Stop and frisk law a step forward
Jul 27, 2010 | 7386 views | 0 0 comments | 124 124 recommendations | email to a friend | print
Important laws can be measured, to some extent, by the interest they generate.

The new bill barring police from storing the information of innocent people it stops on the street in an electronic database has been a hot topic since it was passed last week; indeed its merits will be discussed for years to come.

The law, sponsored by Assemblyman Hakeem Jeffries and State Senator Eric Adams, is a good one.
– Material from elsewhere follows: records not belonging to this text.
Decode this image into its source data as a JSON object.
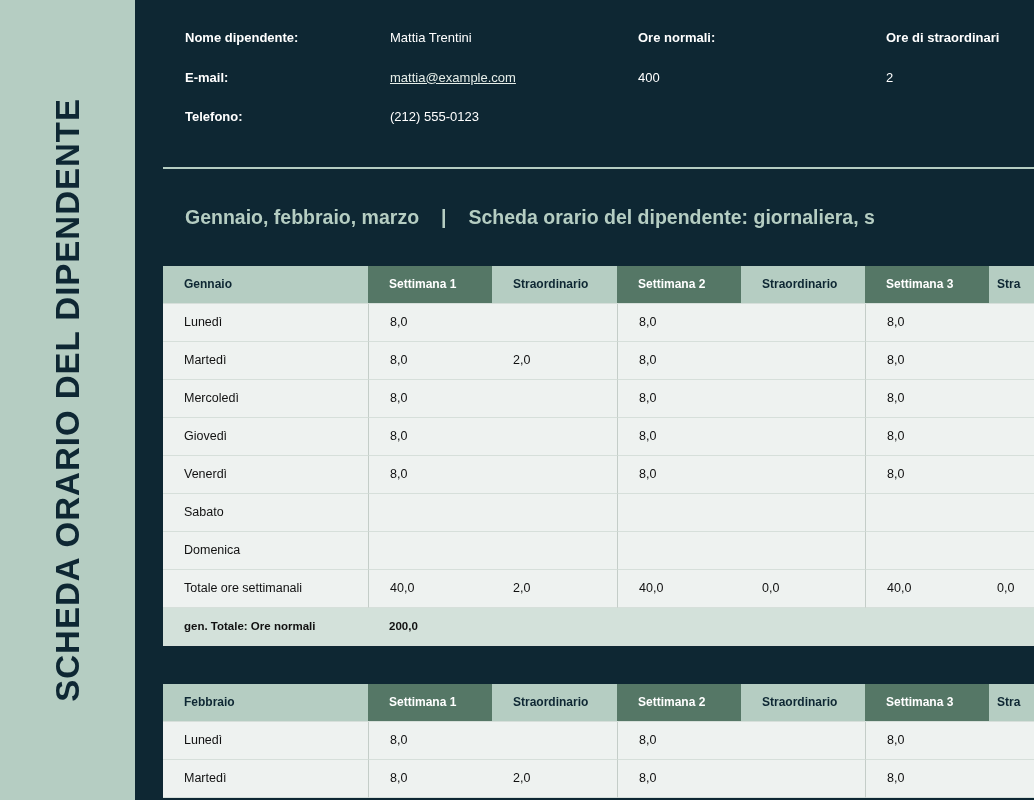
{
  "sidebar": {
    "title": "SCHEDA ORARIO DEL DIPENDENTE"
  },
  "employee": {
    "fields": [
      {
        "label": "Nome dipendente:",
        "value": "Mattia Trentini",
        "kind": "text"
      },
      {
        "label": "E-mail:",
        "value": "mattia@example.com",
        "kind": "link"
      },
      {
        "label": "Telefono:",
        "value": "(212) 555-0123",
        "kind": "text"
      }
    ],
    "hours": [
      {
        "label": "Ore normali:",
        "value": "400"
      },
      {
        "label": "Ore di straordinari",
        "value": "2"
      }
    ]
  },
  "heading": {
    "period": "Gennaio, febbraio, marzo",
    "separator": "|",
    "subtitle": "Scheda orario del dipendente: giornaliera, s"
  },
  "tables": [
    {
      "columns": [
        {
          "label": "Gennaio",
          "kind": "label"
        },
        {
          "label": "Settimana 1",
          "kind": "week"
        },
        {
          "label": "Straordinario",
          "kind": "overtime"
        },
        {
          "label": "Settimana 2",
          "kind": "week"
        },
        {
          "label": "Straordinario",
          "kind": "overtime"
        },
        {
          "label": "Settimana 3",
          "kind": "week"
        },
        {
          "label": "Stra",
          "kind": "overtime"
        }
      ],
      "rows": [
        {
          "label": "Lunedì",
          "kind": "day",
          "cells": {
            "week_1": "8,0",
            "week_2": "8,0",
            "week_3": "8,0"
          }
        },
        {
          "label": "Martedì",
          "kind": "day",
          "cells": {
            "week_1": "8,0",
            "overtime_1": "2,0",
            "week_2": "8,0",
            "week_3": "8,0"
          }
        },
        {
          "label": "Mercoledì",
          "kind": "day",
          "cells": {
            "week_1": "8,0",
            "week_2": "8,0",
            "week_3": "8,0"
          }
        },
        {
          "label": "Giovedì",
          "kind": "day",
          "cells": {
            "week_1": "8,0",
            "week_2": "8,0",
            "week_3": "8,0"
          }
        },
        {
          "label": "Venerdì",
          "kind": "day",
          "cells": {
            "week_1": "8,0",
            "week_2": "8,0",
            "week_3": "8,0"
          }
        },
        {
          "label": "Sabato",
          "kind": "day"
        },
        {
          "label": "Domenica",
          "kind": "day"
        },
        {
          "label": "Totale ore settimanali",
          "kind": "total",
          "cells": {
            "week_1": "40,0",
            "overtime_1": "2,0",
            "week_2": "40,0",
            "overtime_2": "0,0",
            "week_3": "40,0",
            "overtime_3": "0,0"
          }
        },
        {
          "label": "gen. Totale: Ore normali",
          "kind": "grand_total",
          "value": "200,0"
        }
      ]
    },
    {
      "columns": [
        {
          "label": "Febbraio",
          "kind": "label"
        },
        {
          "label": "Settimana 1",
          "kind": "week"
        },
        {
          "label": "Straordinario",
          "kind": "overtime"
        },
        {
          "label": "Settimana 2",
          "kind": "week"
        },
        {
          "label": "Straordinario",
          "kind": "overtime"
        },
        {
          "label": "Settimana 3",
          "kind": "week"
        },
        {
          "label": "Stra",
          "kind": "overtime"
        }
      ],
      "rows": [
        {
          "label": "Lunedì",
          "kind": "day",
          "cells": {
            "week_1": "8,0",
            "week_2": "8,0",
            "week_3": "8,0"
          }
        },
        {
          "label": "Martedì",
          "kind": "day",
          "cells": {
            "week_1": "8,0",
            "overtime_1": "2,0",
            "week_2": "8,0",
            "week_3": "8,0"
          }
        }
      ]
    }
  ]
}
They deserve credit for it, as do the many civil rights advocates who pushed for its enactment.

And though right now opinions are mixed among the people it affects most, namely black and Hispanic males (who make up roughly 90 percent of all those stopped and frisked on the street), in the long-run it will be hailed as an important milestone.

Before the law was passed, the phone number, address and other personal information of anyone stopped on the street by police were stored in a giant database packed with millions of entries.

Supporters of the database said it provided police with a crucial crime–fighting tool; detectives could mine the system for valuable leads that would otherwise be lost in the paperwork shuffle.

But critics said the stop-and-frisk method works in theory, but the database in practice represented an invasion of the civil rights of innocent people whose information was stored forever. And they were right.

Imagine emerging from the subway after a long day of work, only to be stopped on the street for police for no apparent reason, other than that you fit a general description of a wanted suspect.

After being stopped, questioned and frisked, police determine you are innocent, and let you go without making an arrest. However, they keep your personal information - just in case.

That’s what happened to nine out of every ten people who were stopped on the street. It made no sense for their information to be stored in the database. Worse, it was a irresponsible invasion of privacy.

The police must have broad powers in New York City, where more than one person each day is murdered and countless other crimes are committed. Without them, effective policing would be impossible.

Still, broad powers can be exploited. When that happens, as was the case here, they must be refined. That was the intent of this bill. Over time, that is what it will accomplish.

What it won’t do is end stop and frisk altogether. That would be a big mistake. And police can still hold onto information in paper form, something that has angered many.

But no legislation is perfect, and this bill is a major step forward.